From the initially innocuous moment that Michael talks to a colleague, Jerry (Jesse Eisenberg, in a surprising three-scene cameo), about expressing a desire to cut his plaited hair, Michael’s resentment of his heritage becomes painfully clear.
In one memorable scene later, he outwardly derides himself and his people as the descendants of cowards, insisting that “everyone worthwhile died fighting.” This circles neatly back to the film’s brief opening scene, which takes place “some time ago” and depicts what’s implied to be one of Michael’s ancestors – also played by Greyeyes – due to suffer an inglorious death from smallpox.
When we catch up with Teddo (Chaske Spencer), he’s being released from a stint in prison and touts a variety of tattoos – including one on his neck denoting his Objibwe status – suggesting he hasn’t so easily let go of his roots. Teddo returns home to live with his sister and her son, but struggles to find gainful employment beyond the most menial, back-of-house labour. As much as Teddo clearly relishes the opportunity to connect with his nephew, it’s also obvious that the events of three decades prior are ticking over in his mind, prompting him to confront his past.

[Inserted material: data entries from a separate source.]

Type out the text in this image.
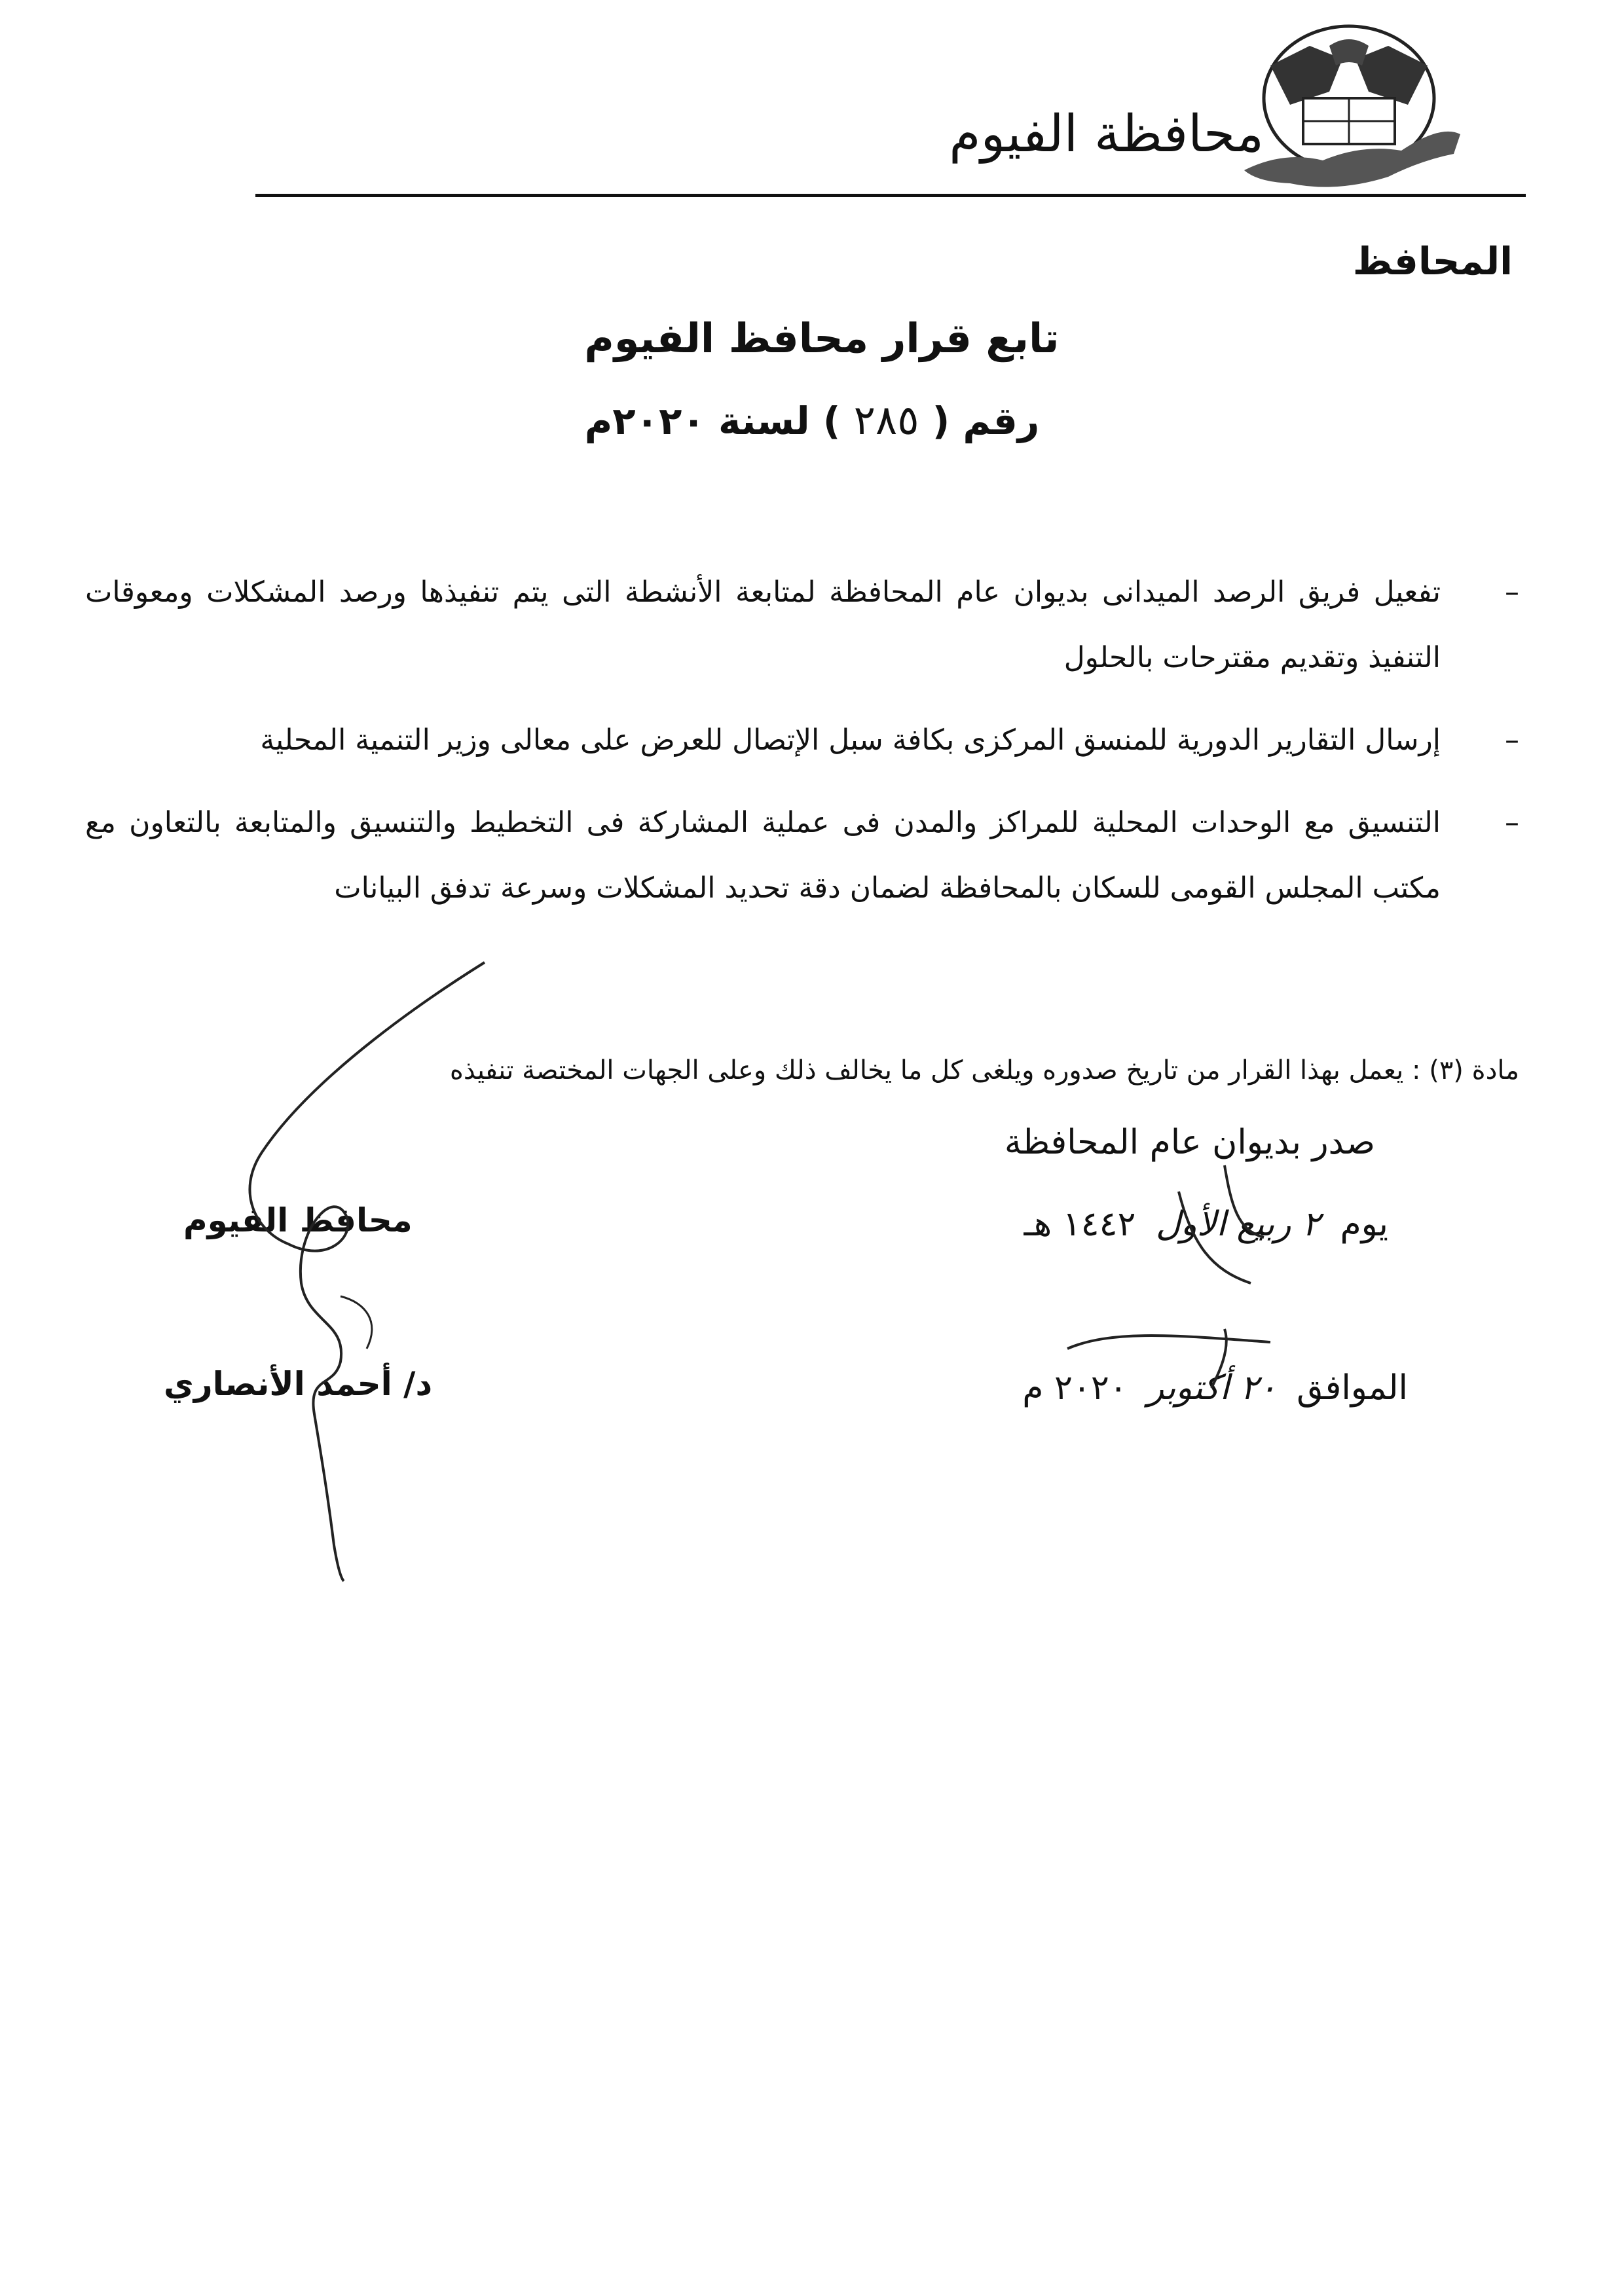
محافظة الفيوم
المحافظ
تابع قرار محافظ الفيوم
رقم ( ٢٨٥ ) لسنة ٢٠٢٠م
–
تفعيل فريق الرصد الميدانى بديوان عام المحافظة لمتابعة الأنشطة التى يتم تنفيذها ورصد المشكلات ومعوقات التنفيذ وتقديم مقترحات بالحلول
–
إرسال التقارير الدورية للمنسق المركزى بكافة سبل الإتصال للعرض على معالى وزير التنمية المحلية
–
التنسيق مع الوحدات المحلية للمراكز والمدن فى عملية المشاركة فى التخطيط والتنسيق والمتابعة بالتعاون مع مكتب المجلس القومى للسكان بالمحافظة لضمان دقة تحديد المشكلات وسرعة تدفق البيانات
مادة (٣) : يعمل بهذا القرار من تاريخ صدوره ويلغى كل ما يخالف ذلك وعلى الجهات المختصة تنفيذه
صدر بديوان عام المحافظة
يوم ٢ ربيع الأول ١٤٤٢ هـ
الموافق ٢٠ أكتوبر ٢٠٢٠ م
محافظ الفيوم
د/ أحمد الأنصاري
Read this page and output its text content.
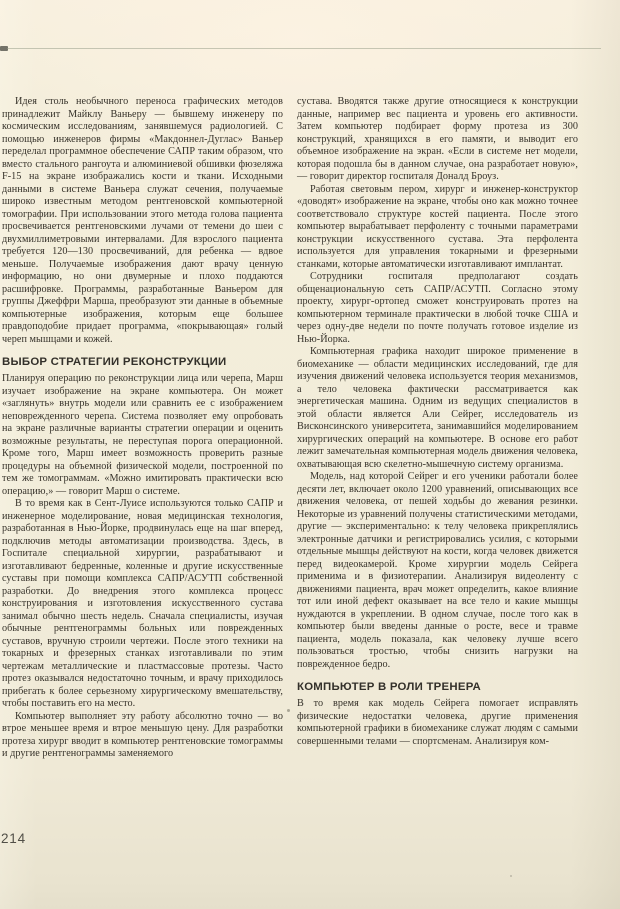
Идея столь необычного переноса графических методов принадлежит Майклу Ваньеру — бывшему инженеру по космическим исследованиям, занявшемуся радиологией. С помощью инженеров фирмы «Макдоннел-Дуглас» Ваньер переделал программное обеспечение САПР таким образом, что вместо стального рангоута и алюминиевой обшивки фюзеляжа F-15 на экране изображались кости и ткани. Исходными данными в системе Ваньера служат сечения, получаемые широко известным методом рентгеновской компьютерной томографии. При использовании этого метода голова пациента просвечивается рентгеновскими лучами от темени до шеи с двухмиллиметровыми интервалами. Для взрослого пациента требуется 120—130 просвечиваний, для ребенка — вдвое меньше. Получаемые изображения дают врачу ценную информацию, но они двумерные и плохо поддаются расшифровке. Программы, разработанные Ваньером для группы Джеффри Марша, преобразуют эти данные в объемные компьютерные изображения, которым еще большее правдоподобие придает программа, «покрывающая» голый череп мышцами и кожей.

ВЫБОР СТРАТЕГИИ РЕКОНСТРУКЦИИ

Планируя операцию по реконструкции лица или черепа, Марш изучает изображение на экране компьютера. Он может «заглянуть» внутрь модели или сравнить ее с изображением неповрежденного черепа. Система позволяет ему опробовать на экране различные варианты стратегии операции и оценить возможные результаты, не переступая порога операционной. Кроме того, Марш имеет возможность проверить разные процедуры на объемной физической модели, построенной по тем же томограммам. «Можно имитировать практически всю операцию,» — говорит Марш о системе.

В то время как в Сент-Луисе используются только САПР и инженерное моделирование, новая медицинская технология, разработанная в Нью-Йорке, продвинулась еще на шаг вперед, подключив методы автоматизации производства. Здесь, в Госпитале специальной хирургии, разрабатывают и изготавливают бедренные, коленные и другие искусственные суставы при помощи комплекса САПР/АСУТП собственной разработки. До внедрения этого комплекса процесс конструирования и изготовления искусственного сустава занимал обычно шесть недель. Сначала специалисты, изучая обычные рентгенограммы больных или поврежденных суставов, вручную строили чертежи. После этого техники на токарных и фрезерных станках изготавливали по этим чертежам металлические и пластмассовые протезы. Часто протез оказывался недостаточно точным, и врачу приходилось прибегать к более серьезному хирургическому вмешательству, чтобы поставить его на место.

Компьютер выполняет эту работу абсолютно точно — во втрое меньшее время и втрое меньшую цену. Для разработки протеза хирург вводит в компьютер рентгеновские томограммы и другие рентгенограммы заменяемого

сустава. Вводятся также другие относящиеся к конструкции данные, например вес пациента и уровень его активности. Затем компьютер подбирает форму протеза из 300 конструкций, хранящихся в его памяти, и выводит его объемное изображение на экран. «Если в системе нет модели, которая подошла бы в данном случае, она разработает новую», — говорит директор госпиталя Доналд Броуз.

Работая световым пером, хирург и инженер-конструктор «доводят» изображение на экране, чтобы оно как можно точнее соответствовало структуре костей пациента. После этого компьютер вырабатывает перфоленту с точными параметрами конструкции искусственного сустава. Эта перфолента используется для управления токарными и фрезерными станками, которые автоматически изготавливают имплантат.

Сотрудники госпиталя предполагают создать общенациональную сеть САПР/АСУТП. Согласно этому проекту, хирург-ортопед сможет конструировать протез на компьютерном терминале практически в любой точке США и через одну-две недели по почте получать готовое изделие из Нью-Йорка.

Компьютерная графика находит широкое применение в биомеханике — области медицинских исследований, где для изучения движений человека используется теория механизмов, а тело человека фактически рассматривается как энергетическая машина. Одним из ведущих специалистов в этой области является Али Сейрег, исследователь из Висконсинского университета, занимавшийся моделированием хирургических операций на компьютере. В основе его работ лежит замечательная компьютерная модель движения человека, охватывающая всю скелетно-мышечную систему организма.

Модель, над которой Сейрег и его ученики работали более десяти лет, включает около 1200 уравнений, описывающих все движения человека, от пешей ходьбы до жевания резинки. Некоторые из уравнений получены статистическими методами, другие — экспериментально: к телу человека прикреплялись электронные датчики и регистрировались усилия, с которыми отдельные мышцы действуют на кости, когда человек движется перед видеокамерой. Кроме хирургии модель Сейрега применима и в физиотерапии. Анализируя видеоленту с движениями пациента, врач может определить, какое влияние тот или иной дефект оказывает на все тело и какие мышцы нуждаются в укреплении. В одном случае, после того как в компьютер были введены данные о росте, весе и травме пациента, модель показала, как человеку лучше всего пользоваться тростью, чтобы снизить нагрузки на поврежденное бедро.

КОМПЬЮТЕР В РОЛИ ТРЕНЕРА

В то время как модель Сейрега помогает исправлять физические недостатки человека, другие применения компьютерной графики в биомеханике служат людям с самыми совершенными телами — спортсменам. Анализируя ком-

214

The dramatic irony central to Wild Indian is of the killer living prosperously – by any typical, western definition of success, at least – while his former unwitting aide lives a life defined by self-annihilation. It isn’t a spoiler to say that circumstances soon set the two on a collision course in the present, one which sees the director subvert audience expectations with the bold confidence of a filmmaker many years his senior.
And while some of the narrative turns certainly surprise, they all feel entirely in the service of Corbine Jr.’s study of identity and masculinity, while a quiet, slow-building unease is sustained by the outstanding performances from the two leads. As Michael, Greyeyes is effortlessly menacing, his penchant for violence and intimidation belying a deep-seated insecurity with his own place in the world. Equally brilliant is Spencer’s Teddo, carrying an enormous weight of guilt on his back and literal decades of regret, a wealth of anguish splashed across his tattooed face.
If there are some elements sure to raise eyebrows – a jarring scene in which a priest verbalises the film’s central themes a little too blatantly, and an elliptical ending that might be too slight for its own good – there’s nevertheless a substantial pull to the dense tableau the filmmaker and cast have crafted here.
Corbine Jr.’s strong formal control, accentuated by Eli Born’s full-bodied cinematography and a Gavin Brivik score filled with taut, sweeping strings, ensures every corner of his picture is as handsome as it is robust.
Wild Indian is a ruthlessly efficient, stripped-down neo-noir and potent expression of cultural, generational trauma, immediately announcing writer-director Lyle Mitchell Corbine Jr. as a talent to watch.